Apache Ignite provides seamless integrations with Hadoop and Spark. While the Ignite-Hadoop integration allows you to use Ignite File System as a primary caching layer to store HDFS data, Ignite-Spark integration allows you to share state in-memory across multiple spark jobs using an implementation of Spark RDD and DataFrames.
Ignite for Spark
Apache Ignite is a distributed memory-centric database and caching platform that is used by Apache Spark users to:
- Achieve true in-memory performance at scale and avoid data movement from a data source to Spark workers and applications.

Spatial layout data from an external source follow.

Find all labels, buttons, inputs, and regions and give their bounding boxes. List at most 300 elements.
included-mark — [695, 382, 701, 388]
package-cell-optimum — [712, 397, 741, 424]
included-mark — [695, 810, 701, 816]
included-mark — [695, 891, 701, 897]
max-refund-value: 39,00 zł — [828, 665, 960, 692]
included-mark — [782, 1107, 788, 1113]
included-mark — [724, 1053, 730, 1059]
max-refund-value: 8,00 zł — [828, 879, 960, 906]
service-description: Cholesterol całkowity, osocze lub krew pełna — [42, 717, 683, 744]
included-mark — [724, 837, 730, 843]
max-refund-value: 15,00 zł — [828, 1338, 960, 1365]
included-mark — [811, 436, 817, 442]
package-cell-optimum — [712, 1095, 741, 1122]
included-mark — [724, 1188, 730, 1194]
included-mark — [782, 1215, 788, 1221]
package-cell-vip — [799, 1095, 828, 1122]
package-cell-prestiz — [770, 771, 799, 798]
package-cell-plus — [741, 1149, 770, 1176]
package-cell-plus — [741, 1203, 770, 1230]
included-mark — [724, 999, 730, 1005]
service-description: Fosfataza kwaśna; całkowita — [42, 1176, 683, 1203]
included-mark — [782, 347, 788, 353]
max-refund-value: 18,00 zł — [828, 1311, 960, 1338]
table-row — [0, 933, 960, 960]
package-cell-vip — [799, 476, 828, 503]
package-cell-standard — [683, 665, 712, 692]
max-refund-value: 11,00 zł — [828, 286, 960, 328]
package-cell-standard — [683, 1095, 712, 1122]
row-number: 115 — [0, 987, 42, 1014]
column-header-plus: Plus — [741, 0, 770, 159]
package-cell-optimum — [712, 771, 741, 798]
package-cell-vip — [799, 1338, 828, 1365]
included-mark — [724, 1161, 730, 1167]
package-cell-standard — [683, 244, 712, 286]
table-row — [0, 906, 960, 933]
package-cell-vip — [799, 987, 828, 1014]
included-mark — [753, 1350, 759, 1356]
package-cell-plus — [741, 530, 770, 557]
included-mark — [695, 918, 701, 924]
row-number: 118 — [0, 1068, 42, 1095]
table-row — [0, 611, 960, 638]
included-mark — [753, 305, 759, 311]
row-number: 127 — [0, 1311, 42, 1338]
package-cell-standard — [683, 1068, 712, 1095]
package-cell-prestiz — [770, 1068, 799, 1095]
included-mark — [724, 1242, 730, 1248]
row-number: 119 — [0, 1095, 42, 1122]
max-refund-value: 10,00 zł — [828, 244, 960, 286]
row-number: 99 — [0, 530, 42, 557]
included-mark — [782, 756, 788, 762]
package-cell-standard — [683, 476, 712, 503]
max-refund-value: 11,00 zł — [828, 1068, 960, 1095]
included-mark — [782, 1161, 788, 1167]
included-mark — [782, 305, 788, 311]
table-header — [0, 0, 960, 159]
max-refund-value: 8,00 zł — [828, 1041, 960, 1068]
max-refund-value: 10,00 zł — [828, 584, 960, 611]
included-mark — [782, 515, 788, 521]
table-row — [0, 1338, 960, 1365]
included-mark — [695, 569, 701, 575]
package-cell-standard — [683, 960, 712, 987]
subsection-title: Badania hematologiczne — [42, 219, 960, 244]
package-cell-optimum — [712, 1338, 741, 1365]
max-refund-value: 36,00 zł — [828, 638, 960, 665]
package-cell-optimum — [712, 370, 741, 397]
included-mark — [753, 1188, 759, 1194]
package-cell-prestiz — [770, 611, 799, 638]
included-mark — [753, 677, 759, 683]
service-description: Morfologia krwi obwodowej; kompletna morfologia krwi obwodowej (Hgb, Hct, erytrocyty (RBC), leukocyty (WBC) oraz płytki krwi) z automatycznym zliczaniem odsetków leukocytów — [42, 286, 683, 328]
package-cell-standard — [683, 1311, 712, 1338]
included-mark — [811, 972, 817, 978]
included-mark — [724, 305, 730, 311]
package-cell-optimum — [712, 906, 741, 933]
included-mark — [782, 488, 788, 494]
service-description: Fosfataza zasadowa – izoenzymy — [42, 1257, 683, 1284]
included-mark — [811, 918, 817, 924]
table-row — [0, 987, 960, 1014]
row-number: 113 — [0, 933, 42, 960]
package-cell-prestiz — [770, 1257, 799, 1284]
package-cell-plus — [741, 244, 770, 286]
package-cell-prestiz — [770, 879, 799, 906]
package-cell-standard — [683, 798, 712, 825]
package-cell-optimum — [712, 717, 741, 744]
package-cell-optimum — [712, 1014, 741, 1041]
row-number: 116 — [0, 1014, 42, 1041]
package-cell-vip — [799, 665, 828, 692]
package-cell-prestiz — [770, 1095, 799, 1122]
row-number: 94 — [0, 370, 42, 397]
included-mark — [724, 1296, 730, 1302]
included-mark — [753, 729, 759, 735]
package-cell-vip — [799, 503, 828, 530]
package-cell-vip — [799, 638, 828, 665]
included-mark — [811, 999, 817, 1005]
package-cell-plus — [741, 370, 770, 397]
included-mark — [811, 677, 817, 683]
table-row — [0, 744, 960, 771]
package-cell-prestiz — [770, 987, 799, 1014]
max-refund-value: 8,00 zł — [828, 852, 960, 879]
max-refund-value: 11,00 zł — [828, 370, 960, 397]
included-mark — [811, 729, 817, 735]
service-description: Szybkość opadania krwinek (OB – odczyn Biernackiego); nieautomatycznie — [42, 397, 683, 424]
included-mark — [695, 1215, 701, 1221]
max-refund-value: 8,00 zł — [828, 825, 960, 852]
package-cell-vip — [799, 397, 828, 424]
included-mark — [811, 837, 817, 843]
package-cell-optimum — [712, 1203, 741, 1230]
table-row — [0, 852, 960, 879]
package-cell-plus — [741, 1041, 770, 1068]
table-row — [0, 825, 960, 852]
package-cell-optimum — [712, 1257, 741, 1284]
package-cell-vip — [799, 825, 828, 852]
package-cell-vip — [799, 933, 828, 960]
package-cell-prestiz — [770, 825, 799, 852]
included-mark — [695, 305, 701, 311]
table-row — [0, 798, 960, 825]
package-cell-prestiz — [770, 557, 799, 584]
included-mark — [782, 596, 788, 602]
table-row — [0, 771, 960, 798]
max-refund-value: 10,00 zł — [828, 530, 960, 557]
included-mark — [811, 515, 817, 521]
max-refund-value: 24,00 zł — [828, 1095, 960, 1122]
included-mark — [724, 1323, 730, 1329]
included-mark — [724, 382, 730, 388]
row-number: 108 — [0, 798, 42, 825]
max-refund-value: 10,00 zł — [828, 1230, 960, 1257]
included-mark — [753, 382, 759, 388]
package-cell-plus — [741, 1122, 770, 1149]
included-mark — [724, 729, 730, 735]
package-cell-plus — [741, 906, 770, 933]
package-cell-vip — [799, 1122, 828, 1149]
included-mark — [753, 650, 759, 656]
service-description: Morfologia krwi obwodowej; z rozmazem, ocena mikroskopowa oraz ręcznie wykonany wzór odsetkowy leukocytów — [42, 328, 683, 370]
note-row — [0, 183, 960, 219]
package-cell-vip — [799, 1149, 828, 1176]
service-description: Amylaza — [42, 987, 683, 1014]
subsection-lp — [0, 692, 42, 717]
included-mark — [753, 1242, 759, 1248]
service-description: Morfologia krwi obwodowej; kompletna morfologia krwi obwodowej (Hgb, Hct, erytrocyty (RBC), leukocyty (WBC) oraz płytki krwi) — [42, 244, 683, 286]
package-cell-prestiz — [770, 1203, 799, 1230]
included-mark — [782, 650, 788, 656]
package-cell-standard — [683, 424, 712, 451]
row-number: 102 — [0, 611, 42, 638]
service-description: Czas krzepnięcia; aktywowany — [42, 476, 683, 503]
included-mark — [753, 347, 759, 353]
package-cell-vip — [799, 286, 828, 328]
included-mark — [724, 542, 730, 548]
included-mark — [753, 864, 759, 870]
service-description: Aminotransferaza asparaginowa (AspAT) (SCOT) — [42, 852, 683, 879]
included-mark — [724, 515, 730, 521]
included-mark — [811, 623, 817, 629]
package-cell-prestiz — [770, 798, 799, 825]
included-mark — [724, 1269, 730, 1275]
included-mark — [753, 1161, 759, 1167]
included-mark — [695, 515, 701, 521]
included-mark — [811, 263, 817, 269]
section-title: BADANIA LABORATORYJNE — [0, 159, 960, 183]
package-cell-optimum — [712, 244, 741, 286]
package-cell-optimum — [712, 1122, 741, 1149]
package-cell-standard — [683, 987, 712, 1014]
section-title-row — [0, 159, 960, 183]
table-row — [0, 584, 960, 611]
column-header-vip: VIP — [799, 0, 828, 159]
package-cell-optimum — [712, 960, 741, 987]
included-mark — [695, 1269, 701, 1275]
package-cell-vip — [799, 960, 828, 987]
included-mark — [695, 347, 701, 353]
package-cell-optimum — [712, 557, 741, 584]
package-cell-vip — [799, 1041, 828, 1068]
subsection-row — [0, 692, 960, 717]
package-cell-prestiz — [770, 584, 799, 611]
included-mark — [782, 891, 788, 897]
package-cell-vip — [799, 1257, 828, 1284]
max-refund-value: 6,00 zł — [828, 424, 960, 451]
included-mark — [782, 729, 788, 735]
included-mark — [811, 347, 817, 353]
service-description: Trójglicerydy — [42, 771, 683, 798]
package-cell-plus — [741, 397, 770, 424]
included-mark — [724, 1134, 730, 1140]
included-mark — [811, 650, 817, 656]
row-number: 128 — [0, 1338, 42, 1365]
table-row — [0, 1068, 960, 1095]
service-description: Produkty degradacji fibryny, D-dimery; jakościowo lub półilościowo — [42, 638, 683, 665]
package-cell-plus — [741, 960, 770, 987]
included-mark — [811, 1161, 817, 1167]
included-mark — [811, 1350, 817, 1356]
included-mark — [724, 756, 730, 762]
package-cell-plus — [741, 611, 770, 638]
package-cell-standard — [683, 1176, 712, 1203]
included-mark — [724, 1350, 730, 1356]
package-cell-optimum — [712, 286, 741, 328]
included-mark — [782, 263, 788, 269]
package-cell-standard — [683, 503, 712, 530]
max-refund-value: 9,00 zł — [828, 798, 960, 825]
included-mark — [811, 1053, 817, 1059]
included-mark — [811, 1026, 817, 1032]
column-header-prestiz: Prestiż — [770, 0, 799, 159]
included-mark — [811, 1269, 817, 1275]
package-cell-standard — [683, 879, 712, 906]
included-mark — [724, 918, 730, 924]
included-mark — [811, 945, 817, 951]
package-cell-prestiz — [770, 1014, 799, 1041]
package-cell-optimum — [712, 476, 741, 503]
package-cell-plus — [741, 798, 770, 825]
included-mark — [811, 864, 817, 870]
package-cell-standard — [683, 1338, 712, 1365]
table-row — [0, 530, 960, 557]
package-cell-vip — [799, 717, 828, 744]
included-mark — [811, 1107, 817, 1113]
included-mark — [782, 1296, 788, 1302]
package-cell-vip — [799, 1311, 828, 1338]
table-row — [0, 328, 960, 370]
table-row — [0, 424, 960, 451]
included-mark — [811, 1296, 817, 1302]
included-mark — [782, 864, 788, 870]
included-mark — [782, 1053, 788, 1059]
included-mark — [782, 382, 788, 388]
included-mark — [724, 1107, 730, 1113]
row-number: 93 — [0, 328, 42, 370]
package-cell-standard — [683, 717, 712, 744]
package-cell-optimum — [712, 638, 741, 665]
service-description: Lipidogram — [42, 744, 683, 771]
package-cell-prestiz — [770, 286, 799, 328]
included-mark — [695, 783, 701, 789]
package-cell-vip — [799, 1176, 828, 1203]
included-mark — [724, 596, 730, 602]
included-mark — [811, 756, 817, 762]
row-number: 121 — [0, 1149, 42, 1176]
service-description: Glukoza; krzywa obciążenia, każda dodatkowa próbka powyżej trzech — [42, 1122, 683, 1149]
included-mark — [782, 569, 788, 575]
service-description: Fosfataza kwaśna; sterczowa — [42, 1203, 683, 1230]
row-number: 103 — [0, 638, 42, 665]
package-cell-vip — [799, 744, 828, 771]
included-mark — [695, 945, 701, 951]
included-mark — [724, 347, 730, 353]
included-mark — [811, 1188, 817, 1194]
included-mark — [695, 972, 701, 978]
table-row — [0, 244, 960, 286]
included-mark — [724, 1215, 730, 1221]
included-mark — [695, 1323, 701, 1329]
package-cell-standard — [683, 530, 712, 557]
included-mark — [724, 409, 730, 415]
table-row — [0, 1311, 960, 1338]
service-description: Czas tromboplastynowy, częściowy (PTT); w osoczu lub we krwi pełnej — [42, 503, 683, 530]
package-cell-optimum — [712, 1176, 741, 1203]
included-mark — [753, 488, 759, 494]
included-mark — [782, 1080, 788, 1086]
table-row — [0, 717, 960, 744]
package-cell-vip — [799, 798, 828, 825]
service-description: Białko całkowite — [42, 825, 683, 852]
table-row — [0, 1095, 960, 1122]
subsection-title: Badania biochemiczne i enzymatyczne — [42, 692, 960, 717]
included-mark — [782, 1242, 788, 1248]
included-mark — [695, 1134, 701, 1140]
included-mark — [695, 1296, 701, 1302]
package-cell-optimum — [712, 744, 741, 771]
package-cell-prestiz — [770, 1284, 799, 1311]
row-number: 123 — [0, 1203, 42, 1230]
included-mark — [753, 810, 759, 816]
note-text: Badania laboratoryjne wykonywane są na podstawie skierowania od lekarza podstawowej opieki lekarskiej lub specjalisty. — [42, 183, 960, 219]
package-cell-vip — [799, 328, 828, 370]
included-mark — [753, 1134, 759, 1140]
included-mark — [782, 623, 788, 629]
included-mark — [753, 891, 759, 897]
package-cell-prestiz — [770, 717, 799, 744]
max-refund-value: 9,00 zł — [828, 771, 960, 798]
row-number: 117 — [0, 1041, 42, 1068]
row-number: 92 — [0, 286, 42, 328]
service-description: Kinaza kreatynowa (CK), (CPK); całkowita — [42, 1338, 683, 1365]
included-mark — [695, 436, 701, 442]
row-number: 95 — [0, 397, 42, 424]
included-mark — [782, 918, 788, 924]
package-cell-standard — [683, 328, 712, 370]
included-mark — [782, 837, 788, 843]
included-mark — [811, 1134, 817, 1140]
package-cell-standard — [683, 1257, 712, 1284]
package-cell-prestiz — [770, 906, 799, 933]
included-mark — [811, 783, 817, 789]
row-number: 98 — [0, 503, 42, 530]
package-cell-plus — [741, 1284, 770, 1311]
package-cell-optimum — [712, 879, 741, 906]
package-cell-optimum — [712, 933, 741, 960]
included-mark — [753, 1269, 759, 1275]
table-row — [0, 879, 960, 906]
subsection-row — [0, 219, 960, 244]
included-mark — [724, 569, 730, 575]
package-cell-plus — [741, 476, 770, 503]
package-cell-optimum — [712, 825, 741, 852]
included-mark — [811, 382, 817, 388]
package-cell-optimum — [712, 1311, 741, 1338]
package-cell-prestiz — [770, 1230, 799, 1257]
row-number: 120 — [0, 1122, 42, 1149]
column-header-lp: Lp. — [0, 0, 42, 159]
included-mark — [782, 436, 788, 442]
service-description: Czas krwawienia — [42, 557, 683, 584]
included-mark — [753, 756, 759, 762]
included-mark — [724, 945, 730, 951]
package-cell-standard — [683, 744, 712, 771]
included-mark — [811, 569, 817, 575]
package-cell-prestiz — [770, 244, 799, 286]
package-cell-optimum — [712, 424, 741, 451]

- Boost DataFrame and SQL performance.
- More easily share state and data among Spark jobs.
In-Memory File System
One of unique capabilities of Ignite is a distributed in-memory file system called Ignite File System (IGFS). IGFS delivers similar functionality to Hadoop HDFS, but only in memory. In fact, in addition to its own APIs, IGFS implements Hadoop FileSystem API and can be transparently plugged into Hadoop or Spark deployments.
In-Memory Map Reduce
Ignite In-Memory MapReduce allows to effectively parallelize the processing data stored in any Hadoop file system. It eliminates the overhead associated with job tracker and task trackers in a standard Hadoop architecture while providing low-latency, HPC-style distributed processing.